New Process and Form Effective July 1, 2006
When the Service Coordinator has determined that an adult participant is eligible for service coordination, the provider must complete IDHW form H0002 and submit it via fax or electronically to the Family Medicaid Unit. The provider should maintain the original H0002 and the assessment in the participant’s medical record. Upon receipt of form H0002, the Family Medicaid Unit will enroll the participant in the Medicaid Enhanced Plan so that the provider’s claims for enhanced services may be reimbursed. The provider must keep the original signed copy of form H0002 in the participant’s medical record.
 
If you have any questions concerning the information contained in this release, please contact Pat Guidry at (208) 364-1813
 
Thank you for your continued participation in the Idaho Medicaid Program.
 
LMC/pg/sw
Directions: Please fill in all blanks, print and sign the form, submit to Family Medicaid by fax at 208-528-5980.  Maintain original in participant’s records.
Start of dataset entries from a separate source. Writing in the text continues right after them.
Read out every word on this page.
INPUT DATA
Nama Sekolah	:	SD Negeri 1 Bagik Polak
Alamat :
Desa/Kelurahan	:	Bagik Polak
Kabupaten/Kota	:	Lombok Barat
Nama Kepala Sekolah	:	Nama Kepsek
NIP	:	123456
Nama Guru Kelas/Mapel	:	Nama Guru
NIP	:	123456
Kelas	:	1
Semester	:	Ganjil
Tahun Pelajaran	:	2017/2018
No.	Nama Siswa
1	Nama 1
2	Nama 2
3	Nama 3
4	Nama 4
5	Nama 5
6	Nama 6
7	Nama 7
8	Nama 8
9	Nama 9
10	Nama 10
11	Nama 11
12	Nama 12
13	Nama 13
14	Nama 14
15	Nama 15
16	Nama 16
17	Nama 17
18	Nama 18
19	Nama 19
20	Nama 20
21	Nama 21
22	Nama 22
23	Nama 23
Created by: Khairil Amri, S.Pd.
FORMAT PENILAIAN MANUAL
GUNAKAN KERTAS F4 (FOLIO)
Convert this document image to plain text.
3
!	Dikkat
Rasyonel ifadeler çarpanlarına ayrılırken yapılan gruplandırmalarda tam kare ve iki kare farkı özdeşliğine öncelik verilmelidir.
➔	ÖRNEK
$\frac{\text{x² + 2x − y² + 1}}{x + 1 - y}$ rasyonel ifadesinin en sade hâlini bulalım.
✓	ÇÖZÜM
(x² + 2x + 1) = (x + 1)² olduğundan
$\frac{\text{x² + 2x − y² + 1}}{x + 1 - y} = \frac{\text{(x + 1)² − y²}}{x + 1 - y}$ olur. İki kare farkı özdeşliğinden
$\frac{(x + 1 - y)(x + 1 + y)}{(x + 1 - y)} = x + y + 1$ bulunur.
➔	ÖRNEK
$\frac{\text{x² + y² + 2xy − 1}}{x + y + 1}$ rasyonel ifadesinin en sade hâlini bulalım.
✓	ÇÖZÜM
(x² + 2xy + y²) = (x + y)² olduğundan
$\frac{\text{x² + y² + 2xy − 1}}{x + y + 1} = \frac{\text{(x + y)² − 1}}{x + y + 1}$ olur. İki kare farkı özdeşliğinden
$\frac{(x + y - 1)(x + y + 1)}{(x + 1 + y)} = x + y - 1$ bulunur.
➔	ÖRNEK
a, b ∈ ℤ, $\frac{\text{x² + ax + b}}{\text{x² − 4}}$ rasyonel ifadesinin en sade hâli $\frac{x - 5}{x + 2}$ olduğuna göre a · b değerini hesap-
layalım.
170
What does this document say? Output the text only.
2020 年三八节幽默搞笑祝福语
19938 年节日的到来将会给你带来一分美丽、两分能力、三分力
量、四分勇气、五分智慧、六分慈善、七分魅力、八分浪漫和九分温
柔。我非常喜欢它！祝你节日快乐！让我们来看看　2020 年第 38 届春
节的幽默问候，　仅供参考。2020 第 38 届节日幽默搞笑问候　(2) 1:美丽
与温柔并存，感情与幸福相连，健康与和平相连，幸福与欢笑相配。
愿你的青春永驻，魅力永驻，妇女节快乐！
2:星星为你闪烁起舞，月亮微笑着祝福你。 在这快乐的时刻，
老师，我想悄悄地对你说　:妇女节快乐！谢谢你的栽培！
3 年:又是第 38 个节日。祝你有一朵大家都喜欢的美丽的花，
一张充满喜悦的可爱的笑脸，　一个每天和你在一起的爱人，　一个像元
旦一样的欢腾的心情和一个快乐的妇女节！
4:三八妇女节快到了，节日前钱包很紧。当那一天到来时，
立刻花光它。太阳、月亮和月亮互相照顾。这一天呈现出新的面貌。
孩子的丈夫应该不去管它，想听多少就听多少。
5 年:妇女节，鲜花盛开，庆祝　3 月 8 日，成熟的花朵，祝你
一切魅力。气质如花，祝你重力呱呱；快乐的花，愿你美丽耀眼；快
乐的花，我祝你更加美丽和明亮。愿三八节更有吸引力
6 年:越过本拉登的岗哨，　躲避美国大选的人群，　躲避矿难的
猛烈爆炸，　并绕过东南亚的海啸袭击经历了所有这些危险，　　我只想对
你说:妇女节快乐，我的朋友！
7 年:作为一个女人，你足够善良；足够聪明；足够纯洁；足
You may choose to submit the form electronically to:  familymedicaid@idhw.state.id.us
 
IDENTIFYING INFORMATION
 
Name of Participant:_______________________ Medicaid ID#:__________________
 
Name of Provider Certifying Medicaid Enhanced Plan: _________________________
 
______________________________________________________________________
Name of Agency and Agency provider#:
 
RATIONALE FOR ENHANCED PLAN SERVICES
 
(Provider: please check the appropriate box as indication of the justification for this participant needing Medicaid Enhanced Plan)
 
Participant needs the following services:
 
o Additional Psychotherapy    o Service Coordination
o Partial Care                          o Developmental Disabilities
o Psychosocial Rehabilitation o Inpatient Psychiatric Hospitalization
 
CERTIFICATION
 
I have assessed ______________________on _____________and certify that this
 
 
(Name of participant)                                                                                 (date)
participant meets the requirements in IDAPA 16.03.10 for receiving the above indicated services in the Medicaid Enhanced Plan.